La Polla
Antitodo
Testua: Oscar Cubillo
Tras 24 años de agitación, Evaristo y sus secuaces se separan con su álbum número 17. ¡Dios salve a Gatillazo!
La polla
Tras el repentino fallecimiento de su batería, Roberto, los miembros de La Polla (perdón por la redundancia) sopesaron la posibilidad de disolver la patrulla de carpetopunk que ha agitado Sudamérica y España desde los años 80. Sin embargo, Evaristo y sus secuaces han aguantado hasta la salida de su decimoséptimo álbum, titulado El último de La Polla (edita Maldito Records), para decir adiós definitivamente. No en vano, escriben en la contraportada: «Fueron 24 años y más con Fernando y aquí se queda apuntao. Hasta aquí hemos llegao». Pues eso.
Pero que nadie se corte las venas ni la cresta.

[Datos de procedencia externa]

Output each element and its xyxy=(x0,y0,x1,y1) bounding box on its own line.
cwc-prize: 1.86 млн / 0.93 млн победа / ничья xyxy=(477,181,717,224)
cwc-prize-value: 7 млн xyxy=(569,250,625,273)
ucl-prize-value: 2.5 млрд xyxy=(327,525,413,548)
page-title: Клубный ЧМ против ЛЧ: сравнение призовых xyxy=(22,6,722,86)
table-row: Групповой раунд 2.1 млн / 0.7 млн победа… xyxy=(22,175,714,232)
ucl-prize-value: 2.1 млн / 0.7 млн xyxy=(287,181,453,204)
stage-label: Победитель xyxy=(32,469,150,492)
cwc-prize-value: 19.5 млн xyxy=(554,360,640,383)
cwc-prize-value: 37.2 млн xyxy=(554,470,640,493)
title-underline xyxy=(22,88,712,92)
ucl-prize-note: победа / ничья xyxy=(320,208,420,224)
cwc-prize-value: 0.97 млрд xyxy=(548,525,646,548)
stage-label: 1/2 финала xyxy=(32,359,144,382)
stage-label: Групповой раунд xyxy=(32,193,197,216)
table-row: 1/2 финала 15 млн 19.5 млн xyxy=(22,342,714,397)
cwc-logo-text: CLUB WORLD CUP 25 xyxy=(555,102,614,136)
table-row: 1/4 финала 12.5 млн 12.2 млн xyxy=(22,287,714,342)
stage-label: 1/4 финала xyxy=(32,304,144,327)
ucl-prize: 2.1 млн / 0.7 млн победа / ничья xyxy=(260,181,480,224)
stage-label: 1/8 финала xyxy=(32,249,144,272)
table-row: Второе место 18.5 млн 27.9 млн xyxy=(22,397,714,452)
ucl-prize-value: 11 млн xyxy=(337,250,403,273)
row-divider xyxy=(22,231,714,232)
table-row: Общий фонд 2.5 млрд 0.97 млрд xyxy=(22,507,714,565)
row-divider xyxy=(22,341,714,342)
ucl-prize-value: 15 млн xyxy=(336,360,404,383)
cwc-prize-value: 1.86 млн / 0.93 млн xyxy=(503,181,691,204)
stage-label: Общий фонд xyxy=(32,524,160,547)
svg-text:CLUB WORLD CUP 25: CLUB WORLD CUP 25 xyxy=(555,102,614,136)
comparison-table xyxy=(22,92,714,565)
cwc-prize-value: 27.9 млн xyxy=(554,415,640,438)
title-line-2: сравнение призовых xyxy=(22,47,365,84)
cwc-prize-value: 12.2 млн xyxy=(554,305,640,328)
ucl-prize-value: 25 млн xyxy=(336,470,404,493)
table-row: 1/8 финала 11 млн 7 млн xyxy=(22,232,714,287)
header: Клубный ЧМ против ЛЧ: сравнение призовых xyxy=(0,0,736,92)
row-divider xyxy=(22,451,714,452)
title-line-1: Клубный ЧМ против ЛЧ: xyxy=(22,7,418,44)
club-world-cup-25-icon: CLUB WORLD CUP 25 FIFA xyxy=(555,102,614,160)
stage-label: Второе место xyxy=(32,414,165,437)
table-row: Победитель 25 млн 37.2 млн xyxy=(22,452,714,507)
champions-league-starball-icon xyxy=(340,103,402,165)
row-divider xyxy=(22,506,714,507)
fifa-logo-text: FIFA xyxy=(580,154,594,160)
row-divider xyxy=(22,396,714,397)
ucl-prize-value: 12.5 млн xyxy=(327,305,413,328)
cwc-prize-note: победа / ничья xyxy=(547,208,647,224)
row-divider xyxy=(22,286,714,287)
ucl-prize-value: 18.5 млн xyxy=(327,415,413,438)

Hay vida detrás de La Polla, pues pronto funcionará Gatillazo (¿pillas el juego nominal bautismal?), combo con Evaristo más un par de los reciente pollos, un elemento de The Kagas/Kañería 13 y otro de Iskanbila/RIP. Y, bastante antes, oiremos a The Meas, la continuación de The Kagas, el hilarante contubernio camuflado de RIP y Evaristo.
Despidamos ahora a Los Pollos, que, escaldados, no acostumbraban a conceder entrevistas: «Actuamos así, primero, porque no nos gusta hacerlas, y, segundo, por el mamoneo de algunos medios de comunicación y por parte de algunos llamados periodistas». Bueno, nos enorgullecemos por haberles entrevistado alguna vez de buen rollo, y fusilamos varias citas de las webs El diario de Peter Punk y Karrachiko para rendirles homenaje.
En abril declaraban que no se iban a disolver: «Se murió el batería, nos lo pensamos a nuestra manera y decidimos seguir; no tenemos pensado aun cuándo acabar. No hay ninguna fecha de caducidad. Los motivos de La Polla para seguir o no seguir son una cosa muy interna nuestra. Si somos legales con nosotros mismos, es problema nuestro, ¿no?».
Parte de la afición les acusaba de perpetuarse en la farándula por el vil metal, cobrando un caché merecido a tenor del turbo que encendían en la turba que gozaba bajo el tablado con pogo brutal, katxis voladores, invasiones repetidas del escenario y escupitajos para Evaristo, demostración de cariño usual únicamente en Euskadi. Ah, los pollos también se lo pasaban de vicio arriba: «Nosotros salimos drogados a todos los ‘festis’. Este conjunto es como la NBA: te puedes drogar siempre que metas canastas».
No divaguemos y centrémonos en lo de la pasta: «Cuando empezó La Polla confesaba Evaristo no se esperaba lo que le iba a pasar. Con los dos primeros discos, que se supone que eran no sé qué, aparecieron algunos alrededor de la movida que vieron dinero porque venían muchos a verte, se compraban los discos y tal... Pues esa gente fue chupando de la piragua y, para cuando nosotros vimos de qué iba la vaina, llevábamos cinco años tocando.
Entonces aprendimos a cobrar y todo eso, claro. Voy siempre a cobrar lo máximo que pueda en cada sitio». Y concluía su soliloquio: «Hasta ahí es hasta donde vamos a por el dinero. Yo lo tengo muy claro: no me voy a jubilar de esto ni aunque estemos tocando noventa años».
El último de La Polla, el álbum, trae 18 himnos de punk coral, baturro y guitarrero, con proverbiales mensajes antisistema (invectivas contra el curro, la realeza, la clase política, el imperio USA, la religión, la policía...), también antiprogres («a mí me mosquea que los curas me prohíban lo mismo que la izquierda. Entonces no entiendo ya, tío», se confundía Evaristo), y sacados de la actualidad (que no falte la violencia de genero).
Vamos, que los pollos alaveses (más el refuerzo vizcaíno de la última época) no han traicionado su fórmula de siempre, la que definían como «rock acelerado con contenido de tipo crítica social». Y se excusaban: «No decimos nada nuevo, ya lo sabemos, simplemente recordamos a la gente cómo está el mundo, pero con un tono de alegría y buen humor».